Thursday, August 13, 2009

falling.

i'm in love.

and i know it'll only end in heartbreak.

sigh.

what's a girl to do?

she feels herself slowly falling deeper and deeper. she wants to settle in, pull the love over her like a warm, knit blanket and snuggle up to her newest found obsession. but she can't. she knows that soon she'll be leaving and her lover and her will be separated for an unknown period of time (at least a year).

long distance won't work. they can't chat via phone or web cam, she would have to do all the visiting in the relationship and cheating is always possible.

and what if she leaves, and falls in love with someone new?

it would be a different kind of love but it would be love. she would still harbor feelings for her old flame, never quite able to cut the connection but still moving forward in life.
so hesitation sets in, a sick feeling in the stomach knowing that you can't stop the free fall that is beginning to occur.

i guess - i'm ready to settle down.


i'm falling in love with washington d.c. and it's refusing to return my phone calls because it knows i'm leaving in just a few months.


instead, it drops subtle hints. makes references to a future it knows i cannot promise myself to and other girls names are showing up on its caller id.

heartbreak.
pure and simple.

the nomad life is wearing on me and the idea of consistency is becoming appealing.

a home, a neighborhood, friends, plans, neighbors who know your name, favorite restaurants, traditions, all are within my reach.

one day.

and while i know i'll return to this city one day, (don't ask why, i just know) i know that i'll miss it while i am away. it makes this romance bittersweet but even that more special. it reminds me to savor the little moments and enjoy the glitter of it all.

but that's the thing about love - there's always a chance that it's a fleeting emotion. you know it can come and go any day and the other might not return your affection. there will be heartbreak at the end (if it does end) but the heartbreak is worth it for all the shining moments before.

and if we aren't able to fall in love now, who says we'll ever be able to stay in love?

Tuesday, August 4, 2009

rooftops.

my rooftop is a place of peace. here is where i retreat whenever i feel overwhelmed. whenever i question my sanity as to my recent move or become overwhelmed at the idea of my unemployment – whenever i begin to question who i am or who i’m becoming – i go to very top and survey the sky.

i watch as the sun sets and the lights on capitol hill begin to brighten the night sky. i can see the Washington monument’s blinking red lights warning off approaching planes. to my eyes, these lights become the eyes of a friendly monster who wishes a plane would venture close enough to become a tasty snack. i’m not quite sure how our leaders would feel about their precious mason stone tower being referred to as a monster, but i think olgeorge would smile at the idea.

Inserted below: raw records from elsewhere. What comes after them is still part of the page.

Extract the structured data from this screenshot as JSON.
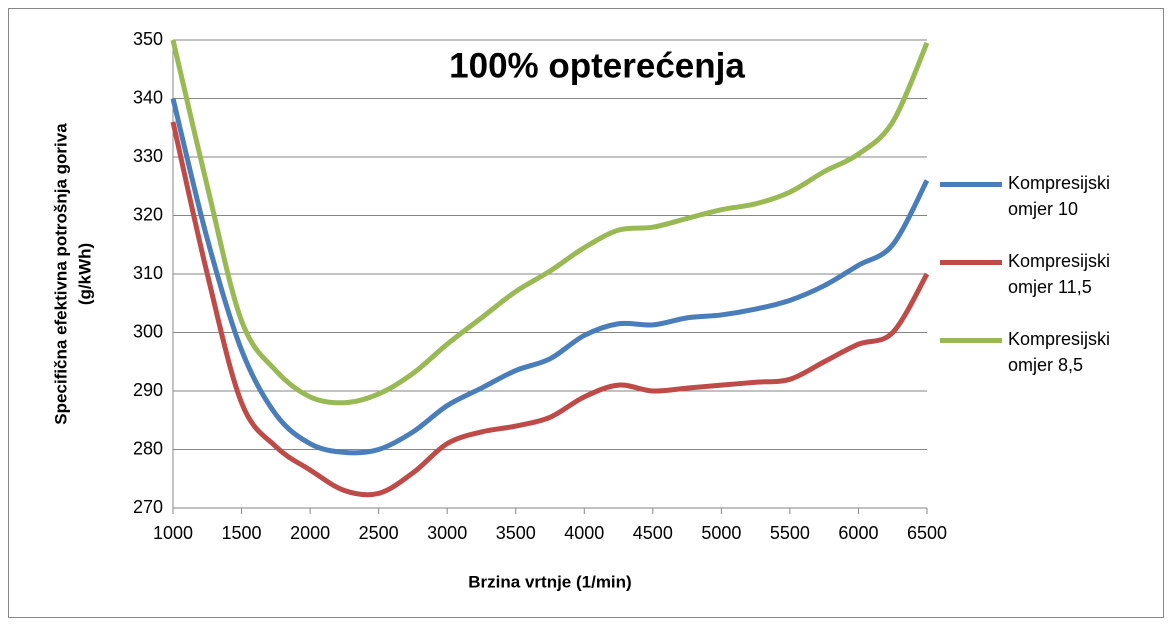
{
  "chart_data": {
    "type": "line",
    "title": "100% opterećenja",
    "xlabel": "Brzina vrtnje (1/min)",
    "ylabel": [
      "Specifična efektivna potrošnja goriva",
      "(g/kWh)"
    ],
    "x": [
      1000,
      1250,
      1500,
      1750,
      2000,
      2250,
      2500,
      2750,
      3000,
      3250,
      3500,
      3750,
      4000,
      4250,
      4500,
      4750,
      5000,
      5250,
      5500,
      5750,
      6000,
      6250,
      6500
    ],
    "series": [
      {
        "name": "Kompresijski omjer 10",
        "color": "#4a7ebb",
        "values": [
          340,
          316,
          297,
          286,
          281,
          279.5,
          280,
          283,
          287.5,
          290.5,
          293.5,
          295.5,
          299.5,
          301.5,
          301.3,
          302.5,
          303,
          304,
          305.5,
          308,
          311.5,
          315,
          326
        ]
      },
      {
        "name": "Kompresijski omjer 11,5",
        "color": "#be4b48",
        "values": [
          336,
          310,
          288,
          280.5,
          276.5,
          273,
          272.5,
          276,
          281,
          283,
          284,
          285.5,
          289,
          291,
          290,
          290.5,
          291,
          291.5,
          292,
          295,
          298,
          300,
          310
        ]
      },
      {
        "name": "Kompresijski omjer 8,5",
        "color": "#98b954",
        "values": [
          350,
          325,
          302,
          293.5,
          289,
          288,
          289.5,
          293,
          298,
          302.5,
          307,
          310.5,
          314.5,
          317.5,
          318,
          319.5,
          321,
          322,
          324,
          327.5,
          330.5,
          336,
          349.5
        ]
      }
    ],
    "xlim": [
      1000,
      6500
    ],
    "xticks": [
      1000,
      1500,
      2000,
      2500,
      3000,
      3500,
      4000,
      4500,
      5000,
      5500,
      6000,
      6500
    ],
    "ylim": [
      270,
      350
    ],
    "yticks": [
      270,
      280,
      290,
      300,
      310,
      320,
      330,
      340,
      350
    ],
    "grid": true
  }
}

sometimes i want to stand on the very corner of my roof and blow millions and millions of kisses to the city below. i believe this city could use a little bit more of love and i think even just the tiniest amount of goodness i send from my rooftop are felt by the tenderest of hearts below.

i’m lonely.

a rather silly statement if you consider the fact that i live with two of my best friends. but if there is one thing i have learned recently it’s this: i am not a loner. i need my alone time as much as others and have often been called a loner but - i desperately need people.

desperately.

i need to talk to them, learn from them, eat with them, laugh with them, whatever. i desire interaction. mollie says i can make friends with anyone but i am quick to remind her these are usually just friendly chats with cashiers or bus drivers – not lasting friendships. i’m finally beginning to realize how much we all need each other (could be because i’ve been reading “eat, pray, love”). i hate to use that word “community” (it has become cliché and overused) but there is nothing i desire more than a dinner table piled with food and even larger amounts of conversation.

all i know is – it’s completely possible to be surrounded by millions of people and feel completely alone.

not that loneliness is a bad thing. it’s something i have to get used to considering the fact that i’ll be moving to a city full of complete strangers very soon. so i try to embrace it. i invite loneliness out to lunch, let it snuggle with me in bed, even offer to split my smoothie with it. loneliness and i will become friends. isn’t it amusing how closely the words fiends and friends are related?

the funny thing is – i’ve always prided myself on how independent i am. i don’t let many people close. not only is this approach safer but with the nomad life i’ve chosen it’s the “best” direction. but now that i need this so-called strength… i have no desire for it.

megs told me that for someone who says she's completely honest - i'm not completely honest. so i attempt honesty. i open my heart just a crack to say this statement which shows a weakness i don't like to admit.

now i realize that it’s much braver to admit that i need you. and yes, you need me.